Wo beginnt gute Bildung? 

Was auch gesagt werden muss: Ich musste schon herzlich lachen, als ich 2021 – mitten in der Corona-Krise(!)- in den Regierungsprogrammen von Grünen und SPD gelesen habe, dass an den Schulen multiprofessionelle Teams eingesetzt werden sollen. In einer Zeit, in der die Millionen zwangsweise in eine ganz andere Richtung fließen mussten. (Ab-) Sicherheitshalber wurde diese Absicht, multiprofessionelle Teams zu installieren, natürlich unter Finanzierungsvorbehalt gesetzt. Somit konnte man sich schon vor der Wahl sicher sein, dass in dieser Legislaturperiode diese Teams nicht mehr zum Einsatz kommen. Leider bezweifle ich auch, dass sie jemals…(pscht!) – Das Land -egal welche Partei gerade die Regierung stellte- war nie bereit, die  ausreichende Anzahl von Personal auszubilden und einzustellen, weder für den absoluten Grundbedarf, noch darüber hinaus. Schon gar nicht für die Lehrerreserve, die in Notfällen einspringen könnte und ansonsten Profil bildende Wirkung für Schulen gehabt hätte. Investitionen in die Bildung fangen eben nicht in der Staatskasse, sondern in den Köpfen der Politiker an!
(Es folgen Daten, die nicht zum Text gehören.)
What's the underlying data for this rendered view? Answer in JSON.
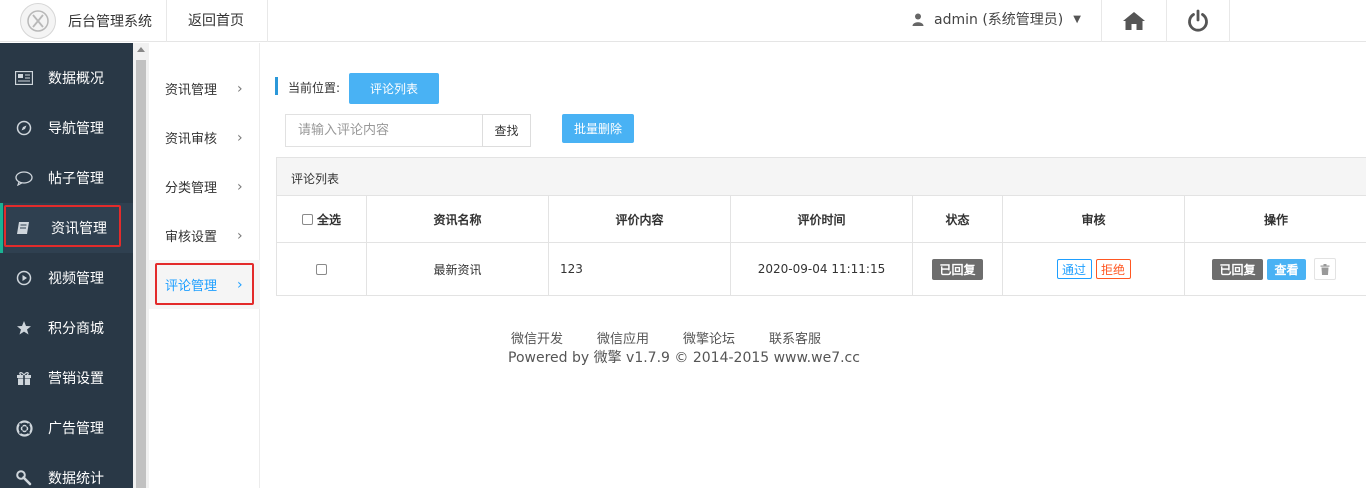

Josef Klein, Senior Consultant im VBE

Der Autor, Josef Klein, hat Bildungspolitik seit den 1970-er Jahren aktiv miterlebt. Er bekleidete einige  VBE-Ämter im Kreis Waldshut, Schulkreis Lörrach, Landesbezirk Südbaden und im Landesvorstand des VBE Baden-Württemberg. Er durchlief alle Stufen der Personalräte bis zum HPR, wo er 2015 altershalber ausschied. Noch heute forciert er den VBE Baden-Württemberg im Hauptvorstand des BBW-Beamtenbund – Tarifunion.